In recent months, the former Prime Minister of Thailand, Thaksin Shinawatra, has been in the news as he evades requests for extradition from the Kingdom of Thailand. The website Thaivisa.com is reporting the following:

“Thaksin’s name in passports issued by Nicaragua, Uganda and Montenegro has been changed to “Takki Shinegra,” he said. The Thai government has revoked Thaksin’s diplomatic passport issued during his premiership. He was believed to have an ordinary Thai passport. Some African countries have issued him a special passport to facilitate his travels and his visit to the countries. [Vice Foreign Minister] Panich said Thaksin’s new name may cause problem for Thailand’s attempt to bring him back to face two-year jail term on charge of corruption.” [sic]

The change of Mr. Thaksin’s name is a major obstacle for those who wish to make him return to Thailand. Thaivisa.com further quotes Mr. Panich:

“Problems can happen when we ask foreign countries to extradite him. We name him in our request as Thaksin Shinawatra but when those countries check his presence, they would not find him because he used different name.” [sic]

The issue of dual nationality and different names is not exclusively the problem of Thai authorities. Many people around the world have dual nationality and in many cases, they have different names depending upon their country of Citizenship. This can create a great deal of consternation for Immigration officials.

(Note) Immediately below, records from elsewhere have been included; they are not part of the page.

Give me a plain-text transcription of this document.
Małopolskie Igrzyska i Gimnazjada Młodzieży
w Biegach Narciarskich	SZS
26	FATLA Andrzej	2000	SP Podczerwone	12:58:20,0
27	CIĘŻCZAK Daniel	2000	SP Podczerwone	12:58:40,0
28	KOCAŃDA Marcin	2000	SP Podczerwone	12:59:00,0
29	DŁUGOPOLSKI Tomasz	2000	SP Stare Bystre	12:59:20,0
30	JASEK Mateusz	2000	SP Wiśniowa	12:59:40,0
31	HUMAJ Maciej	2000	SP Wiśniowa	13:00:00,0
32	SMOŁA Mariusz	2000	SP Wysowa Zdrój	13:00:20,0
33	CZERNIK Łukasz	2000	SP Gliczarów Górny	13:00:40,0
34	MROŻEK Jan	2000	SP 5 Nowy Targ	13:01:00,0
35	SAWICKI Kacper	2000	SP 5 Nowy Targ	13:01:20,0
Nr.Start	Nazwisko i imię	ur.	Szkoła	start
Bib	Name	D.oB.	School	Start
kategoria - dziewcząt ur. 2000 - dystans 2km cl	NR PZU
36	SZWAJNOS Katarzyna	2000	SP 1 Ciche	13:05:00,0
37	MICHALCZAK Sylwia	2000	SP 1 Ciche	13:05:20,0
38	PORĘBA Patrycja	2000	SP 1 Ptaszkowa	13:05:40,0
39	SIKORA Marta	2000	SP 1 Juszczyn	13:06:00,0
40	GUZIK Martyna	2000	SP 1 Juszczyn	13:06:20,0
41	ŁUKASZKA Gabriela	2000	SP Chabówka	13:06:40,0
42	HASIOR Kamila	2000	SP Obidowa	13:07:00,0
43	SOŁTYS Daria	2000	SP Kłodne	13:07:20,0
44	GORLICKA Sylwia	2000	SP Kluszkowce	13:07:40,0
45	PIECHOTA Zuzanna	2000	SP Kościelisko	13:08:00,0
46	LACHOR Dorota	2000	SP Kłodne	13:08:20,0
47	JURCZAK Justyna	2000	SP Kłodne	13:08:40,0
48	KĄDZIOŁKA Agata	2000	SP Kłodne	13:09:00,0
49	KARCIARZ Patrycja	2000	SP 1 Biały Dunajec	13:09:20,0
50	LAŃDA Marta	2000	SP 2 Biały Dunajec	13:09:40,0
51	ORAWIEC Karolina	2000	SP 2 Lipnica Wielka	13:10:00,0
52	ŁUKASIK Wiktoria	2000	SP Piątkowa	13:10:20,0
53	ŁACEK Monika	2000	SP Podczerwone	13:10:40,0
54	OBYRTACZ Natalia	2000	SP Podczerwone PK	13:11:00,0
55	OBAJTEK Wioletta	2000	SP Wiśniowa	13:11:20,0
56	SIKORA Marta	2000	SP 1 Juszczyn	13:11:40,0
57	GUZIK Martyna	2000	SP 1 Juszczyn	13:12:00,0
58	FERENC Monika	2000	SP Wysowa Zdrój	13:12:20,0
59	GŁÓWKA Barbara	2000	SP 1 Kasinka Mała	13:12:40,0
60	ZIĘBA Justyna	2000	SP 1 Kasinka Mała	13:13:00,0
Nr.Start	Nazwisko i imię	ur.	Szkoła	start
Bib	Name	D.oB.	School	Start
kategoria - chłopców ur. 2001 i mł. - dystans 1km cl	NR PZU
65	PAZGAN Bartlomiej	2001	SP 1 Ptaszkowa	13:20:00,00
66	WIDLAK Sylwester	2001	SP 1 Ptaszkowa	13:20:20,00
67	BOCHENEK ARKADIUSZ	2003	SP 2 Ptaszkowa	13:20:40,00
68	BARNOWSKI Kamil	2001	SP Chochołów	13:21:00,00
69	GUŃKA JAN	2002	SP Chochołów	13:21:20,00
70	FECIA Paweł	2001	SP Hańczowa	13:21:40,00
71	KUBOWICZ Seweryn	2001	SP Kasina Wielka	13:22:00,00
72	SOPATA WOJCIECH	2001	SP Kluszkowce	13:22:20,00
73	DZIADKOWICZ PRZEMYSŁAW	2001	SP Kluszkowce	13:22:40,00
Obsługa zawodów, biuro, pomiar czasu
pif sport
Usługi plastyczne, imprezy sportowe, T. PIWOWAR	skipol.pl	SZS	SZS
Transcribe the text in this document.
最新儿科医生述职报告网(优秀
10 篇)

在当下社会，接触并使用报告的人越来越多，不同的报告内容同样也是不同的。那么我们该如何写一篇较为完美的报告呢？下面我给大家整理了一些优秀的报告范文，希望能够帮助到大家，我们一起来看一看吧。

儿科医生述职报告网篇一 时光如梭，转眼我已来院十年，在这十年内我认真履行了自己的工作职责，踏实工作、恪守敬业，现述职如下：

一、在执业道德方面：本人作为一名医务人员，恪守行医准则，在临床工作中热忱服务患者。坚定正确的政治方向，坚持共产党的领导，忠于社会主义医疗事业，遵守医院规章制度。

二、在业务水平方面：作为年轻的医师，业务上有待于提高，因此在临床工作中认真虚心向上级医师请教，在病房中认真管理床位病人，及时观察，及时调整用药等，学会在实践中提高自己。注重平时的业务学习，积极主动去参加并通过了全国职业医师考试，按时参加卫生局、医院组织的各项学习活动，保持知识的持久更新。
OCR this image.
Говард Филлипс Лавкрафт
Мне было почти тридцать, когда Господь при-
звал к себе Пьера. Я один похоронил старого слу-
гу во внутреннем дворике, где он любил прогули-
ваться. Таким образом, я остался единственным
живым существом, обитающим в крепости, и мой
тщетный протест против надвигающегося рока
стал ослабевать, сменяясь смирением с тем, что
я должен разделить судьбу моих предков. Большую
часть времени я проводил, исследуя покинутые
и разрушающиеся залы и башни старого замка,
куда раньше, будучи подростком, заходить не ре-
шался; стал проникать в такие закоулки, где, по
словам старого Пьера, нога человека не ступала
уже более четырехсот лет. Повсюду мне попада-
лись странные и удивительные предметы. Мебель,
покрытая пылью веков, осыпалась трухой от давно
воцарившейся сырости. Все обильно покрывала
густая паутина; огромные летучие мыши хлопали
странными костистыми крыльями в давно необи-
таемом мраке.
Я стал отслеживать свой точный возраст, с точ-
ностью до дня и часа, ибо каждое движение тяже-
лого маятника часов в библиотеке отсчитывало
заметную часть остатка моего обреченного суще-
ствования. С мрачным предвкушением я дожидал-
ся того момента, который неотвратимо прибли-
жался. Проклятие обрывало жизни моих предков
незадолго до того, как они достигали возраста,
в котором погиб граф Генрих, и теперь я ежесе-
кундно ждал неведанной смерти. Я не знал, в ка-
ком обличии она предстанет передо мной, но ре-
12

Dual nationality is not, in and of itself, a problem for those wishing to obtain US or Thai Immigration benefits. However, it can raise many issues with regard to the identity of the individual seeking the immigration benefit. For example, if an individual is born in Hong Kong under one name, but later takes Australian nationality under another name, then that individual’s birth certificate will not likely match his or her Australian passport. This can lead to problems with Immigration authorities as two names can cause confusion and lead to increased scrutiny.

When petitioning for Immigration benefits in any country, it is often required that the applicant divulge any aliases that they may have. For those applying for a Thailand visa or an American visa this is often required and failure to note an alias could result in relatively serious sanctions.

Many countries allow their citizens to have aliases noted in their passport. For United States Citizens, this is definitely a possibility, but requires approval of  an application to have a different name noted in a US passport. For those resident in Thailand, it is possible to have an alias noted in a US passport, but one must submit an application to the Consular Officer at the American Citizen Services section of the US Embassy in Bangkok or the US Consulate in Chiang Mai. US Embassies and Consulates elsewhere can perform this service as well. Thai Consulates and Embassies could also note aliases in one’s Thai passport, but one must check with the Consulate beforehand as not all posts are able to complete this task.